FBI Raids Pr. George's Offices in Development Probe

By Rosalind S. Helderman, Aaron C. Davis and Henri E. Cauvin
Washington Post Staff Writers
Sunday, September 14, 2008

Teams of FBI agents raided two Prince George's County government buildings yesterday, law enforcement and other sources said, a sweep that made public a federal investigation of a massive development planned near the Greenbelt Metro station.

A source with knowledge of the probe said agents distributed grand jury subpoenas seeking information about the planned 240-acre development, including efforts by developers to rezone the property and secure highway access from the Capital Beltway.

Two law enforcement sources said agents used a search warrant to enter the offices of J. Michael Dougherty, the county's director of finance. The sources spoke on condition of anonymity because they were not authorized to discuss the raids.

A government source, also speaking on condition of anonymity, said agents also raided a government building that houses offices of the fire department and information technology systems.

Federal authorities are known to be investigating a prominent state lawmaker from the county, Sen. Ulysses Currie (D), whose work for a grocery chain is under scrutiny. They have also begun an inquiry into the relationship between state Sen. Nathaniel Exum (D) and a Capitol Heights auto repair shop whose interests he has advocated.

The investigation made public yesterday does not appear to be directly linked to those probes, the source with knowledge of the subpoenas said.

The scope of the FBI investigation was not clear. However, the source with knowledge of the subpoenas said they sought information about contacts with prominent lobbyists and developers. They included Michael Arrington, who has been a lobbyist for one of the partners in the Greenbelt project, and developers Patrick Ricker and Daniel Colton, the source said.

Colton, who was released from prison in 2004 after serving three years for bank fraud, and Ricker did not immediately return calls seeking comment. Arrington said he was unaware of a probe and had no comment. Dougherty also could not immediately be reached.

The subpoenas also sought information about former County Council member Thomas R. Hendershot, who in December was hired as a temporary, part-time employee with the fire department. Hendershot declined to comment yesterday.

Before leaving office in 2006, the New Carrollton Democrat pushed zoning legislation that benefited the development. Although the property around Greenbelt station was zoned for industrial use, Hendershot's 2001 legislation allowed mixed-use development as long as it is of "high quality and sophistication."

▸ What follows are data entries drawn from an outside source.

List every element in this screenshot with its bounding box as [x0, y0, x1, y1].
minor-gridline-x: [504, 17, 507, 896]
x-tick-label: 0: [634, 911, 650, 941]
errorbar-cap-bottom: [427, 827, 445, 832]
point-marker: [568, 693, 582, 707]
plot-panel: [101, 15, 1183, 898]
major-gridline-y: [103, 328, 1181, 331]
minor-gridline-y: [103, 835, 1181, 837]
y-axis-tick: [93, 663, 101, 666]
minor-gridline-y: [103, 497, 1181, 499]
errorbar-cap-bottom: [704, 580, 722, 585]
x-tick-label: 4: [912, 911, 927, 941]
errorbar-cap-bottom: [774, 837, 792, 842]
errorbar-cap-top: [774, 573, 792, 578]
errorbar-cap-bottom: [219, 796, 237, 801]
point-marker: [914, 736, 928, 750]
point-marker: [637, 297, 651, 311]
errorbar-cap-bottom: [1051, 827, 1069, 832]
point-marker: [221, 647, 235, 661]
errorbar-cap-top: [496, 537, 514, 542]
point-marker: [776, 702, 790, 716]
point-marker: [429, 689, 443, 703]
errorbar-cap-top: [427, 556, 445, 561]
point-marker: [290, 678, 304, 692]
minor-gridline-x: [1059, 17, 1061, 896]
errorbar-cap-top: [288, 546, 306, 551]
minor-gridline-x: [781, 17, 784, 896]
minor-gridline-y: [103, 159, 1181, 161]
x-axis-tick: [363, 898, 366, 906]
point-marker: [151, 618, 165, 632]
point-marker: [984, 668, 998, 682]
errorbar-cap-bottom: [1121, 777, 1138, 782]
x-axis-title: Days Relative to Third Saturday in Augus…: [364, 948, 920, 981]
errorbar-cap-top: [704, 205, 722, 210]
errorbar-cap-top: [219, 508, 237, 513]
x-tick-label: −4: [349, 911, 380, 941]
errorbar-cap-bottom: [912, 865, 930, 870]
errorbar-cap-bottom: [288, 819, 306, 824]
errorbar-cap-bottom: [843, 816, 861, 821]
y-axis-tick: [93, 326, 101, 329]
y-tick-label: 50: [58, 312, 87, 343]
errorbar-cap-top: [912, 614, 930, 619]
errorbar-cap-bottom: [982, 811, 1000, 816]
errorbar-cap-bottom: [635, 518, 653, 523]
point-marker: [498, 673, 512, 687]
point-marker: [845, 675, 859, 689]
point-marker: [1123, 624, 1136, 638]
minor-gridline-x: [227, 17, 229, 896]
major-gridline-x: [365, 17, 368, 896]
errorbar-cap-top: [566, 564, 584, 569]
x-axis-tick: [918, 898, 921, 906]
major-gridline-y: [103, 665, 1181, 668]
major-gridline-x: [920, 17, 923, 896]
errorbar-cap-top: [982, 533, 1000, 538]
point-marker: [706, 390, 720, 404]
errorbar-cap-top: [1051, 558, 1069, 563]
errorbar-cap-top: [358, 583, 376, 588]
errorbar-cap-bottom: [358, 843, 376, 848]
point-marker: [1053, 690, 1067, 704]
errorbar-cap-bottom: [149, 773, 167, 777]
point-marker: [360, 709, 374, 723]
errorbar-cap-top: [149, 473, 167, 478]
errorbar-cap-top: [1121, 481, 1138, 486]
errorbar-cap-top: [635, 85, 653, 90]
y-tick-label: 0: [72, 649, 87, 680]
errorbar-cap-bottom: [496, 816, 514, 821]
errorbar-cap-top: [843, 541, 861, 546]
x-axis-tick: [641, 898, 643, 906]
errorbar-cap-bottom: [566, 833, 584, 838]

The project is called Greenbelt Station, and the site, while principally in Greenbelt, is next to College Park and Berwyn Heights. Over the years, it has been a subject of controversy in all three jurisdictions, and a citizens group has expressed concern over its environmental impact.

According to a newsletter produced by the city of Berwyn Heights, Colton and another consultant told the Berwyn Heights Council in June that Nordstrom, Neiman Marcus and Wegmans were potential anchors. Colton and the consultant said developers had talked with government agencies, including the U.S. General Services Administration, about being tenants in the 1.4 million square feet of office space, according to the Berwyn Heights Bulletin.